Rude awakening for planners' dream
England's plan to move Gallian up to open in the second innings, if Alec Stewart was kept behind the wicket for a day or more, is ruined. Gallian's departure yesterday for treatment means he will be unable to bat in the second innings - if at all - before number seven in the order.
Yesterday was, in fact, the planners' worst scenario: England experiment with the team on the back of one victory; ask and are given a pitch that has grass for the seamers and bare dry areas for the spinners; win the toss and elect to bat; are dismissed for 147 in 45 overs; and their debutant breaks a finger.
England were full of good intentions. They dropped Mark Ramprakash and called up not the more experienced and in-form John Crawley, but opted for the potential of Gallian.
On Wednesday, Ray Illingworth pronounced the pitch the kind of surface England were seeking. Mike Atherton, winning the toss, preferred a bumpy surface first to a wearing one later, and England fell into despair from the captain's departure to the third ball of the day.
Warwickshire stoutly defended their square, echoing Illy's words that it was the surface the Test and County Cricket Board had been prescribing. Steve Rouse, the head groundsman, added: "It's the sort of pitch on which Lara was creaming them all over the ground last season".

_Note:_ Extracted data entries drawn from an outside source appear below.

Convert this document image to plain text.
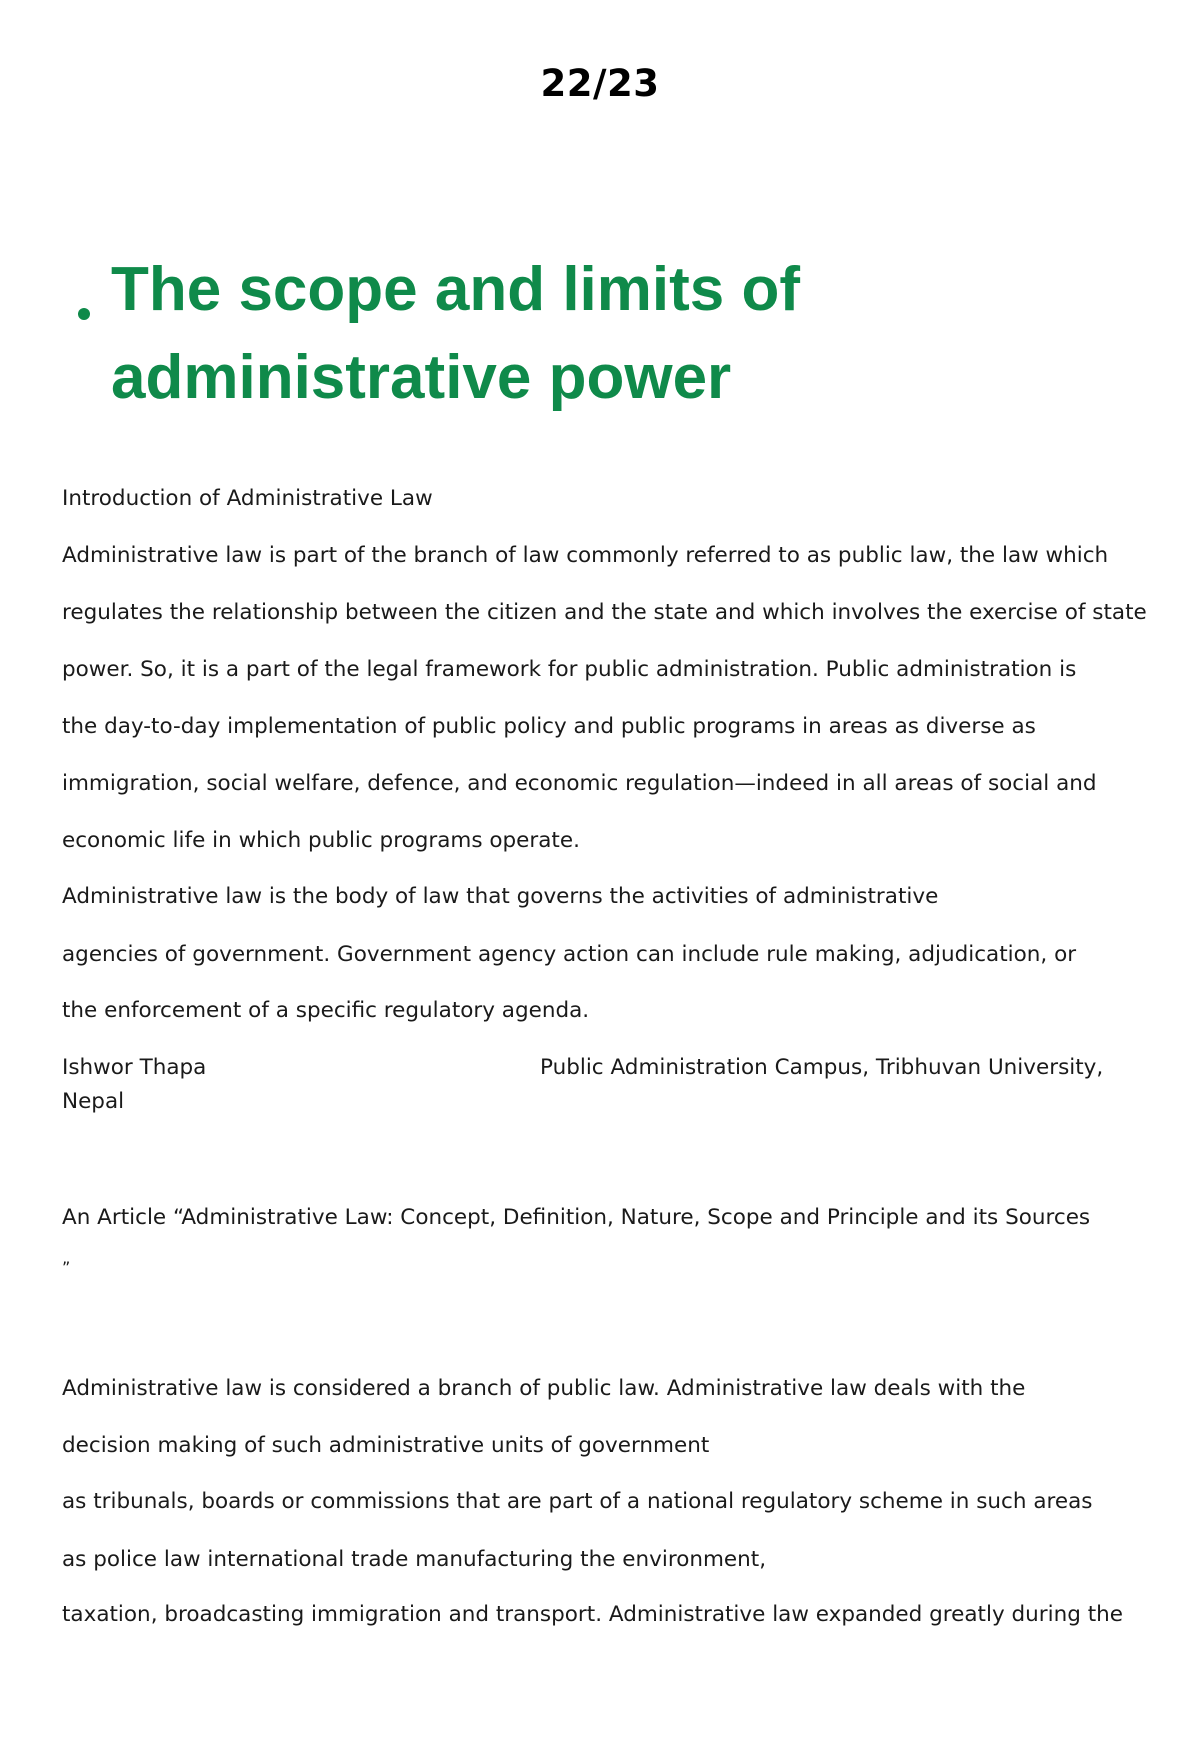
22/23
The scope and limits of
administrative power
Introduction of Administrative Law
Administrative law is part of the branch of law commonly referred to as public law, the law which
regulates the relationship between the citizen and the state and which involves the exercise of state
power. So, it is a part of the legal framework for public administration. Public administration is
the day-to-day implementation of public policy and public programs in areas as diverse as
immigration, social welfare, defence, and economic regulation—indeed in all areas of social and
economic life in which public programs operate.
Administrative law is the body of law that governs the activities of administrative
agencies of government. Government agency action can include rule making, adjudication, or
the enforcement of a specific regulatory agenda.
Ishwor Thapa	Public Administration Campus, Tribhuvan University,
Nepal
An Article “Administrative Law: Concept, Definition, Nature, Scope and Principle and its Sources
”
Administrative law is considered a branch of public law. Administrative law deals with the
decision making of such administrative units of government
as tribunals, boards or commissions that are part of a national regulatory scheme in such areas
as police law international trade manufacturing the environment,
taxation, broadcasting immigration and transport. Administrative law expanded greatly during the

The West Indies did not quite have a perfect day, although the much-derided Junior Murray never put a glove wrong. Curtly Ambrose departed after only 15 overs with a groin strain and the manager, Wes Hall, said he will bowl again "only if necessary".
As at Lord's, a batsman fell immediately after a streaker (two yesterday) appeared, Carl Hooper this time being caught down the leg side. Ladbrokes posted the West Indies as 1-9 favourites last night, the shortest odds ever at the end of a first day's play.